Leva a costura muito a sério e isso notou-se no programa ‘Cosido à mão’, em que foi júri. Como foi essa experiência?
Acho que já devíamos este programa aos portugueses, porque toda a vida tivemos ligação à costura. Em todas as famílias há alguém, alguma tia, uma avó, uma prima que foi costureira - ou porque costura, ou porque sobe baínhas… - de modo que achei logo boa ideia.
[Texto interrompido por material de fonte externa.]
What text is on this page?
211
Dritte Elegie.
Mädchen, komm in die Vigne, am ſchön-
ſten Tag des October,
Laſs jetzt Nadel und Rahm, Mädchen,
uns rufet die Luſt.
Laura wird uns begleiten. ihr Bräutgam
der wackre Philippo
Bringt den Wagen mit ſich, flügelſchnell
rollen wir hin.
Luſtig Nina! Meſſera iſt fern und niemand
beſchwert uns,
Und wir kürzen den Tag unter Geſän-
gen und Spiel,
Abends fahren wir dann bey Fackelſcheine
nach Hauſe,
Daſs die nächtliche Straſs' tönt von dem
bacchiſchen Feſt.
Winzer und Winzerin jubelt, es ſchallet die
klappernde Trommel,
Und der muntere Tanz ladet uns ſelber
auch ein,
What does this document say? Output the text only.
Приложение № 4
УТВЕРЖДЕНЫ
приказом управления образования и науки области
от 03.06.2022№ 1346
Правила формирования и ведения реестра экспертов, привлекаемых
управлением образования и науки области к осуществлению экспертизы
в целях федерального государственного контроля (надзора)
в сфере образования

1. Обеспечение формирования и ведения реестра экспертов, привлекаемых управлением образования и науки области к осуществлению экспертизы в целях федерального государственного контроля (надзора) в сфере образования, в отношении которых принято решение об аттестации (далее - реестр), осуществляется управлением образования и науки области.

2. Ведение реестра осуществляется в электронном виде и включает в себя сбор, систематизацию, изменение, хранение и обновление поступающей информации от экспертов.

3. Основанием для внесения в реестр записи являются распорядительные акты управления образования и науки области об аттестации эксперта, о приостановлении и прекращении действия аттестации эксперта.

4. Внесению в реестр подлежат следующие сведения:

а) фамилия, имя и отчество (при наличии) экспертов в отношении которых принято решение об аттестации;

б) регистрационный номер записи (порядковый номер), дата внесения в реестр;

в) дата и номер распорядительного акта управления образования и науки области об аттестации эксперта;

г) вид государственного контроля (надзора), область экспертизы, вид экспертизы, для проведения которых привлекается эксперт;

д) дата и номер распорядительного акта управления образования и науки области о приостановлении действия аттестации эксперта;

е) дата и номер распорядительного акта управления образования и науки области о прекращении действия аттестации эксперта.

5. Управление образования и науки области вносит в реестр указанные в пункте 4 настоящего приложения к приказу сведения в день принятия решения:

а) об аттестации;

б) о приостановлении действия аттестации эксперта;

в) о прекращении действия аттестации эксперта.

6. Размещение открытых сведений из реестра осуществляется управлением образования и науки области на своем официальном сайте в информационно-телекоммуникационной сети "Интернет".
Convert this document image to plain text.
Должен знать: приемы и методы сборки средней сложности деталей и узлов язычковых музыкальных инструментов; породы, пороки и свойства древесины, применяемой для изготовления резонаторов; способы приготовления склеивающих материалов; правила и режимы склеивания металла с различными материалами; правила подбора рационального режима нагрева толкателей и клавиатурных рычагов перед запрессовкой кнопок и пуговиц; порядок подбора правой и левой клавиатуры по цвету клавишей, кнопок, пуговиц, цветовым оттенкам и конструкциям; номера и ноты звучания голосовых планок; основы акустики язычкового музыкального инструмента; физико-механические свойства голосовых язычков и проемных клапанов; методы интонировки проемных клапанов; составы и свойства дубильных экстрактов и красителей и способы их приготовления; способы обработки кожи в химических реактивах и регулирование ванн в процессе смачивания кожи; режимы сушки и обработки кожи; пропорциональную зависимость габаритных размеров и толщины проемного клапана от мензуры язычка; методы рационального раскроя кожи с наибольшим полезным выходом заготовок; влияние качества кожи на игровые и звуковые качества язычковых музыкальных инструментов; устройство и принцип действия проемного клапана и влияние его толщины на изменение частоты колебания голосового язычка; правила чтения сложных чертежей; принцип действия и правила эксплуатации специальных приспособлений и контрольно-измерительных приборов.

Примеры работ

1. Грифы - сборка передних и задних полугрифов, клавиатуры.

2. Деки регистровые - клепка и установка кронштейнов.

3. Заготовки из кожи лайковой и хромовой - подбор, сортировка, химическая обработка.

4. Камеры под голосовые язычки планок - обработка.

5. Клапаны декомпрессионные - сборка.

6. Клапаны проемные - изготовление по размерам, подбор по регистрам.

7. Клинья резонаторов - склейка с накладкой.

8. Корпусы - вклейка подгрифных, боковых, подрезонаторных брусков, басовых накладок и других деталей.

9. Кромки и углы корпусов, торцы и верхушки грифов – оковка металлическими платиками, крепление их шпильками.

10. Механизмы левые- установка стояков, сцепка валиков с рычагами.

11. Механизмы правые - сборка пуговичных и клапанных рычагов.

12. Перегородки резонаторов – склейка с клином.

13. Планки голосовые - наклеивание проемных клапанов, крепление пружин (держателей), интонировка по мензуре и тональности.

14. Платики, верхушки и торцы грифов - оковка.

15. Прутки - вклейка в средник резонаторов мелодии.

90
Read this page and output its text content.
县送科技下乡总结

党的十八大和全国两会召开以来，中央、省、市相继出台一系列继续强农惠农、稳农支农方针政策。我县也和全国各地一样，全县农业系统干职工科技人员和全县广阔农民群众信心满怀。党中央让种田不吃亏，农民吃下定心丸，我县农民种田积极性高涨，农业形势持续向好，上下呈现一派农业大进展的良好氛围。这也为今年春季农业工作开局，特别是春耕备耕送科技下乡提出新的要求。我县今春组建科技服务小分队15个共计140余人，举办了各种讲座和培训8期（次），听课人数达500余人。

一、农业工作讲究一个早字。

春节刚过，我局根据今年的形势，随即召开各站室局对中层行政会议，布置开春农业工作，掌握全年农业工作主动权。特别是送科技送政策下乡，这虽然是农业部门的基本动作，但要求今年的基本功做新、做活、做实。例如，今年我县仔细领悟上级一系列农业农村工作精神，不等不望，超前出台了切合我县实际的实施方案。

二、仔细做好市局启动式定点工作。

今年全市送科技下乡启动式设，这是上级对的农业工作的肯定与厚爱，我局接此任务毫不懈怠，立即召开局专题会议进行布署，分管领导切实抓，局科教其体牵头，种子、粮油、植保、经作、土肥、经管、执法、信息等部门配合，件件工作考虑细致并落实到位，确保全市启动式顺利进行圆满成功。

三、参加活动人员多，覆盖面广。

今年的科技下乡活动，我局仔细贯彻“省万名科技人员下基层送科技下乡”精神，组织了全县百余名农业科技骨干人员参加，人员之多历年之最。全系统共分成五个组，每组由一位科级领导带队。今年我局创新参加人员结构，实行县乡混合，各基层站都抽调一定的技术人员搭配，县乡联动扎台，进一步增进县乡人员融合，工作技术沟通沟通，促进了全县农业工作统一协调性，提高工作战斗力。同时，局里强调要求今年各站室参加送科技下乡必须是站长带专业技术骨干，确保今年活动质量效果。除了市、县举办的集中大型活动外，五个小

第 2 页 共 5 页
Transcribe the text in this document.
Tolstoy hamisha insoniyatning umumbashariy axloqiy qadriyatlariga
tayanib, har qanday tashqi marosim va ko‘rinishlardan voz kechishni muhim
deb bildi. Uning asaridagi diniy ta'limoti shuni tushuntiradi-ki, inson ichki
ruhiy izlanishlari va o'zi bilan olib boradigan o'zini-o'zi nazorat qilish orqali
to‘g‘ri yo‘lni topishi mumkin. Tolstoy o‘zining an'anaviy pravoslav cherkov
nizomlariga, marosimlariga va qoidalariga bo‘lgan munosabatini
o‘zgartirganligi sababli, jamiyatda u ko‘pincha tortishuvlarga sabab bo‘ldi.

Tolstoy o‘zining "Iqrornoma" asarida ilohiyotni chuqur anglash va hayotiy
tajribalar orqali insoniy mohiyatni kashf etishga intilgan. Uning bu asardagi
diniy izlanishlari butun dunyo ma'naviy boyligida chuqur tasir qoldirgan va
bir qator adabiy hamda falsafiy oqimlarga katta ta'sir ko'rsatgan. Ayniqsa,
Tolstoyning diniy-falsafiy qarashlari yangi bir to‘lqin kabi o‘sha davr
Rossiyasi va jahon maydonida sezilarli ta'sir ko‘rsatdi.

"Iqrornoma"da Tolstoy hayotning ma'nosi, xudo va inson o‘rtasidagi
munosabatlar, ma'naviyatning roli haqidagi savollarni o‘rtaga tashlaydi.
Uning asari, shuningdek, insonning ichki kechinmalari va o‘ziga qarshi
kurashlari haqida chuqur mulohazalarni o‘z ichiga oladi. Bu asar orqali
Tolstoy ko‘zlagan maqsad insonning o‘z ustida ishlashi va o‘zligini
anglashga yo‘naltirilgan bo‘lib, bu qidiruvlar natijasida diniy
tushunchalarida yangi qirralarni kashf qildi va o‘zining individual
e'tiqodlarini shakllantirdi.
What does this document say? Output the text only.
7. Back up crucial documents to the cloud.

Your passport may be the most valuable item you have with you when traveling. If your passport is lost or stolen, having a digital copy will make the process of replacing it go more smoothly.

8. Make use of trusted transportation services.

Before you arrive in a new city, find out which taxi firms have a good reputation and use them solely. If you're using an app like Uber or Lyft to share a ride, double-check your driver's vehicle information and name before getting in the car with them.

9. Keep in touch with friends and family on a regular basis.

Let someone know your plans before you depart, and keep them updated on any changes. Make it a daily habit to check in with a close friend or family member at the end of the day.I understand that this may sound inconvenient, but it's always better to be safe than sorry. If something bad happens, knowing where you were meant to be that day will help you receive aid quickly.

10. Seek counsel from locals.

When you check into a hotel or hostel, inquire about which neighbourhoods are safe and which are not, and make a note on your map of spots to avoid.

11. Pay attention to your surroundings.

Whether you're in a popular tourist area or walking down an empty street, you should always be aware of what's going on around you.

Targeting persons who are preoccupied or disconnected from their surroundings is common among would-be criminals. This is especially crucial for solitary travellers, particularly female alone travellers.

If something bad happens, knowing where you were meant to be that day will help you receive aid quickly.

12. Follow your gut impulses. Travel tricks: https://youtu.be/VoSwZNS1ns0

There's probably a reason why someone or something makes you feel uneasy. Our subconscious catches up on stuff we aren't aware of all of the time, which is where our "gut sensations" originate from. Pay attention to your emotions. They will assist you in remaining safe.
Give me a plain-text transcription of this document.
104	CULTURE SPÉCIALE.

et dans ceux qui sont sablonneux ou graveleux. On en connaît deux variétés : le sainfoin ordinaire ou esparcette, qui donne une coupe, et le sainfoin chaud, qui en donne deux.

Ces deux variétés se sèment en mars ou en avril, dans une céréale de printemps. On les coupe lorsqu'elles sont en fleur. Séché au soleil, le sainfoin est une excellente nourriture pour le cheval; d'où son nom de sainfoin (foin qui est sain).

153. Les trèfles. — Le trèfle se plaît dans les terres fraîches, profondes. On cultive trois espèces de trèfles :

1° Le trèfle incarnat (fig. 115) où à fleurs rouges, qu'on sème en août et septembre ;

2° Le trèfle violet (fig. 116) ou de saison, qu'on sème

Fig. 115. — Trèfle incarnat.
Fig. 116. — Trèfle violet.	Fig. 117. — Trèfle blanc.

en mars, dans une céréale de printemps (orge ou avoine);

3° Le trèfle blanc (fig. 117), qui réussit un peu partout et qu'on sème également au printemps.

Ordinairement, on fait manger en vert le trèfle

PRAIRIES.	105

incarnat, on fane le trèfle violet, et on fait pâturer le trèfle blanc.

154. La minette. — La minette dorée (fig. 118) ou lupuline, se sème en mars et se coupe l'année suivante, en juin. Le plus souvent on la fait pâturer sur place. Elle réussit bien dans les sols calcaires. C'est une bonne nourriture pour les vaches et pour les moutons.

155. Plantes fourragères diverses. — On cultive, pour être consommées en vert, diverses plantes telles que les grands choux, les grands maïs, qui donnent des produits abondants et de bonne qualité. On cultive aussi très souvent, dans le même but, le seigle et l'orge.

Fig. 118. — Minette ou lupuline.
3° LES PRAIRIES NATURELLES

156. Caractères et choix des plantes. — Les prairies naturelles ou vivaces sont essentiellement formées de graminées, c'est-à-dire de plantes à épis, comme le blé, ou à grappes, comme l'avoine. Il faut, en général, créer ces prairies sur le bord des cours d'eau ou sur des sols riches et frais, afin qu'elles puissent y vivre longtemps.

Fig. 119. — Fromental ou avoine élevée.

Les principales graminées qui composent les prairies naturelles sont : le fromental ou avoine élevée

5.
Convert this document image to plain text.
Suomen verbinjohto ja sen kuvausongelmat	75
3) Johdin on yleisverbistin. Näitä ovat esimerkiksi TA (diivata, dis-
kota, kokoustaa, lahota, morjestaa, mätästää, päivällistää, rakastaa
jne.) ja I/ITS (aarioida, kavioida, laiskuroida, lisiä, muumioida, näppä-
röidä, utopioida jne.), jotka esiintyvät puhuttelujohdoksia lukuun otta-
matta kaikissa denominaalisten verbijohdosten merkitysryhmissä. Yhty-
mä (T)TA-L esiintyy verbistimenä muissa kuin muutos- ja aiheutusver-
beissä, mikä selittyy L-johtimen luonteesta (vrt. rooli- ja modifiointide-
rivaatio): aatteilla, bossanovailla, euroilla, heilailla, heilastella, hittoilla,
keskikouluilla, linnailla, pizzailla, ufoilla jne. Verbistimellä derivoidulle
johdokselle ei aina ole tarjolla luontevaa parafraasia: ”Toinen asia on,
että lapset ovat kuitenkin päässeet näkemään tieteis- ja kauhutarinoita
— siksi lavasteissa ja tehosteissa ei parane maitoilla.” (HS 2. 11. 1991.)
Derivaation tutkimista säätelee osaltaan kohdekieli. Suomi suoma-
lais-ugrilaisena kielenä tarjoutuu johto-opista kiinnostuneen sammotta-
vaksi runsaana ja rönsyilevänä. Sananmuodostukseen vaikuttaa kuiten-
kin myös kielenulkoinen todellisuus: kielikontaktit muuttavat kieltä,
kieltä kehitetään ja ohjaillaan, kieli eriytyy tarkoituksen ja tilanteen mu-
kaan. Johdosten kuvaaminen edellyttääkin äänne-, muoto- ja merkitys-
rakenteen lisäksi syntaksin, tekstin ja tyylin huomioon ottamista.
Aliás, quando me fizeram o convite, ligaram-me de uma produtora, eu pensava que era para emprestar roupa ou alguma produção, algo que eu nunca faço. Eu sou alfaiate e a roupa que eu faço tem dono, não dá para emprestar, tenho a certeza de que os donos não ficariam muito contentes em saber que alguém estreou a roupa primeiro do que eles. Por isso não estava muito recetivo em receber estas pessoas [da produção], mas eles insistiram e vieram cá fazer-me o convite formal, saber se estaria interessado caso houvesse algum programa do género e eu disse - como faço sempre, mesmo nas minhas entrevistas - que tudo o que seja para divulgar a alfaiataria no meu caso e a costura no geral, sou sempre recetivo, porque acho que é uma área onde fomos perdendo profissionais e onde há necessidade de haver oferta.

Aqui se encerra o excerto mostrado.